Early last week, the bank clocks screamed triple digits. Offensive line coach Tim Grunhard screamed to “go all out on every play. EVERY PLAY!” And No. 77 kept putting one step in front of another, his breath running away from him.
Can Aslam Sterling catch it in time to make a positive impact on this year’s Kansas University football season? Too early to answer, but, man, what an important question.
The sun on the Kansas University football practice field beats hotter on Sterling than anybody. For one thing, he’s the biggest guy on the team. For another, he didn’t undergo strength and conditioning coach Scott Holsopple’s rigorous summer camp because he had to finish academic requirements elsewhere.
It’s in this exhausted state that he must try to absorb all the responsibilities that come with learning a new offense in a program that runs at a faster pace and demands more than any with which he ever has been associated.
Sterling, a 6-foot-5, 360-pound junior out of Springfield Gardens, N.Y., is playing catch up in his bid to land the job at right tackle, on paper the most vulnerable position on the team. The junior-college transfer has telephone poles for calves and from a distance bears a resemblance to the actor who portrayed Michael Ohrer, the Baltimore Ravens tackle whose life story inspired the film “Blind Side.”
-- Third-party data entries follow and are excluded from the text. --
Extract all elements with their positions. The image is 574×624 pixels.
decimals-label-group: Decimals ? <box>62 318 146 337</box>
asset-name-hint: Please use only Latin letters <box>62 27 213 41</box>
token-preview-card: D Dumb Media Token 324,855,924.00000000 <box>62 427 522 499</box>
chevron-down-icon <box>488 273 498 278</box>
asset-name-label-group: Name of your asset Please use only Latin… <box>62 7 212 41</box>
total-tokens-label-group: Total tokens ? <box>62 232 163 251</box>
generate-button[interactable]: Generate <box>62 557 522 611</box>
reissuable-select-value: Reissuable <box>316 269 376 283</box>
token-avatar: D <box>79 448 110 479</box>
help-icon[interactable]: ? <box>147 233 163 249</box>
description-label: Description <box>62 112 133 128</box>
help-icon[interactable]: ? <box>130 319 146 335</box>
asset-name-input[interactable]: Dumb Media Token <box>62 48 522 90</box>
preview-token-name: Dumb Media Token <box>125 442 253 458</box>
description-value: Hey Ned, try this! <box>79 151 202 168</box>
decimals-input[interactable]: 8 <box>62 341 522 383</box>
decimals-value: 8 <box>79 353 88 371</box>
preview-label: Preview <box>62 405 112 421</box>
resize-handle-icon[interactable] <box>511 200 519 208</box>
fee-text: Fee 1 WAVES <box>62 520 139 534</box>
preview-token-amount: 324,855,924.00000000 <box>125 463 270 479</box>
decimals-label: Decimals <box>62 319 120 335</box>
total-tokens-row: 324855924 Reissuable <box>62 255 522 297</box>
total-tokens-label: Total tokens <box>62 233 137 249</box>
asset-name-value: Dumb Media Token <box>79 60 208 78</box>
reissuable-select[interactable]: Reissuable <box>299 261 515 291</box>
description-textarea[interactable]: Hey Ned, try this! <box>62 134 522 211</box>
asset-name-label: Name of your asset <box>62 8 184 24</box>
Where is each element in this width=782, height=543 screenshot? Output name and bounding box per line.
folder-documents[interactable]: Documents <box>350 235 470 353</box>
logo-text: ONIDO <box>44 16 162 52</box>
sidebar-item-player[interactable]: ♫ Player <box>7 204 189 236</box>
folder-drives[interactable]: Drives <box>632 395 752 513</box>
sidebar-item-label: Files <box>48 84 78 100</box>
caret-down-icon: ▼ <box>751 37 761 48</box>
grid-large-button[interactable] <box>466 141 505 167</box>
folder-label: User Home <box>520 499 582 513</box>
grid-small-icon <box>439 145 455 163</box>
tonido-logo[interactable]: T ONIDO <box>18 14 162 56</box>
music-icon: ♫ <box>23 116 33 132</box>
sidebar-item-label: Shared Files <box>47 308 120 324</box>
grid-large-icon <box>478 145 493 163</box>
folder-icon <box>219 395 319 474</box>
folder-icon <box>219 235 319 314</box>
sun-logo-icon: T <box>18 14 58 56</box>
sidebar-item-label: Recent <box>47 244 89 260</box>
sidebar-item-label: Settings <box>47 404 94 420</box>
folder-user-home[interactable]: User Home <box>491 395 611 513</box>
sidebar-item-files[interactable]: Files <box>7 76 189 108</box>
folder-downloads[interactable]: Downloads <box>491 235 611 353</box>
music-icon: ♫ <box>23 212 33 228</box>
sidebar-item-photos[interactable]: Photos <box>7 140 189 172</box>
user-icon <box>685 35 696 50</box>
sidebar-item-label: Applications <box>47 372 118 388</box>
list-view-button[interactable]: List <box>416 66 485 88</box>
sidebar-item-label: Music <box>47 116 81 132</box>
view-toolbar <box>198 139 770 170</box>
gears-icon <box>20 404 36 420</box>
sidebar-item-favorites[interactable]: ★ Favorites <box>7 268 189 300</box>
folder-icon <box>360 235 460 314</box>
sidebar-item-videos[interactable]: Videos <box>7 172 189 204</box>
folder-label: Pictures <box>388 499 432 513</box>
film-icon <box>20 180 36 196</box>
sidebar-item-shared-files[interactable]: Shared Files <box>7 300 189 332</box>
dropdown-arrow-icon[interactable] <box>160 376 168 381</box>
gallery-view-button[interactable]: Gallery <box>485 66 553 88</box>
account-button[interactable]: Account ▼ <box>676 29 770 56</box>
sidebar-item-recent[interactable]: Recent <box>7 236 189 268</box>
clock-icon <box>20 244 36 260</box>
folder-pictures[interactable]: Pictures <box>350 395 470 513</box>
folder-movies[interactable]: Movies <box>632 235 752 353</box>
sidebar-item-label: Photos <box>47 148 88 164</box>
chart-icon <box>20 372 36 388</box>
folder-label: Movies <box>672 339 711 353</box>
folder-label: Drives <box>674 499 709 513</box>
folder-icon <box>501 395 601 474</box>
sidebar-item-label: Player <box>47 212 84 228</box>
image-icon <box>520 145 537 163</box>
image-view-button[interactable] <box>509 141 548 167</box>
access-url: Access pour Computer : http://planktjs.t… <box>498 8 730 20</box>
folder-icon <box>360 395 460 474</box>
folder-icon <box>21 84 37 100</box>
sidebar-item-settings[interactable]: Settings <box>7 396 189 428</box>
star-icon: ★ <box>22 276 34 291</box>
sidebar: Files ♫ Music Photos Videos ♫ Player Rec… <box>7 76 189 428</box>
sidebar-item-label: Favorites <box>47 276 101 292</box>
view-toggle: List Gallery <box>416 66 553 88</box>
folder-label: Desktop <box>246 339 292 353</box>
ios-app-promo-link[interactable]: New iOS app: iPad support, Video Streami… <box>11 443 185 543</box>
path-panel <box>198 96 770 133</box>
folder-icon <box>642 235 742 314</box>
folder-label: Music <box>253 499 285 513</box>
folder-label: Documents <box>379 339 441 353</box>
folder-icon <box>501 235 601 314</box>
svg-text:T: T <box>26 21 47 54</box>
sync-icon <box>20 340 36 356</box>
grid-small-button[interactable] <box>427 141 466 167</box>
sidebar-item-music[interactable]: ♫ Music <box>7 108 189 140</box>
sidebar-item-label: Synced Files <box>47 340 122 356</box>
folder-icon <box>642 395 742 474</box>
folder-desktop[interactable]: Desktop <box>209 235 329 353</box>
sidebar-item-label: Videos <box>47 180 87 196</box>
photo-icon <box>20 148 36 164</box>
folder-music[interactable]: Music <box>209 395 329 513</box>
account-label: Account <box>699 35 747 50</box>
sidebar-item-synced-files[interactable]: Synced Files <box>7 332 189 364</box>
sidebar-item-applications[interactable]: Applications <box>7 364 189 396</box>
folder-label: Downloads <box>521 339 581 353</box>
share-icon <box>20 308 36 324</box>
The KU quarterback’s blind side is in safe hands this season with quick afoot left tackle Tanner Hawkinson and strong man Duane Zlatnik, the left guard, on the radar for All-Big 12 honors during their final seasons. It’s the other side of the line that needs a huge lift.
Had Sterling been in spring football and summer conditioning, he would be so far ahead of where he now stands, but nothing can be done about that now.
Building strength and improving conditioning can’t be shoved into a microwave. It’s a long, slow process.
“You have to build a relationship with him, and that’s what I’m in the process of doing now,” Holsopple said. “Show him how much you care before you show him how much you know. It’s not just telling him, ‘OK, you’ve got to run and get low.’ You’ve got to go out there and do it with him. And understand that he’s a young kid. He’s got a lot of things going on right now, but you hold him accountable just like you would everybody else and just teach him and show him, be patient and good things will happen.”
Sterling is the most intriguing prospect in camp because he’s so big, has so much potential and is so far behind. It’s difficult learning an entire new offense with a head that’s spinning faster than Linda Blair’s.
More than just Sterling’s weight will be monitored for signs of how well he’s progressing.
“I think it’s in your eyes,” Holsopple said. “Kind of like the old saying on ESPN films, ‘You see (John) Riggins running down the field, you can tell by the look in the man’s eyes he’s going to score.’ Same thing here. When he doesn’t have that confused look in his eyes anymore, you know he’s starting to get it.”
Senior defensive end Toben Opurum can empathize with Sterling to an extent because he was restricted from summer conditioning before his freshman season as a precaution, he said, after results of a heart test raised questions.
“It’s not just a physical thing,” Opurum said. “It’s such a mental-toughness thing that we go through all summer. Things are going slow for him right now, but once we get him up to speed, get him in better shape, I think he’ll be a huge asset to our team, no pun intended.”
Senior left tackle Tanner Hawkinson often can be seen encouraging Sterling to finish every drill and push himself on every play.
“He’s got a really high ceiling,” Hawkinson said. “He needs to get in a little better football shape. He’s a big guy, around 360, 365. He moves really well. He has really good feet. If he can lose maybe 20, 25 pounds, work on getting in a little bit better football shape … I’m sure the style, work ethic is a little bit different here than it was at juco, but as long as he keeps pushing himself, I think he’s got a very high ceiling.”
Captains Opurum and Hawkinson said they think Sterling won’t have to wait until 2013 to make an impact.
“It’s going to be all up to him,” Hawkinson said. “It’s pretty tough for him right now, learning a whole new offense, transitioning to Div. I football. We’re all definitely there for him. We’re pushing him. I know it’s tough for him, but I think he’s got a good shot to contribute this year.”
So far, the two-deep depth chart lists Riley Spencer or Sterling on the first team and Bryan Peters on the second team. Gavin Howard, listed as first-team right guard, also has played some at right tackle.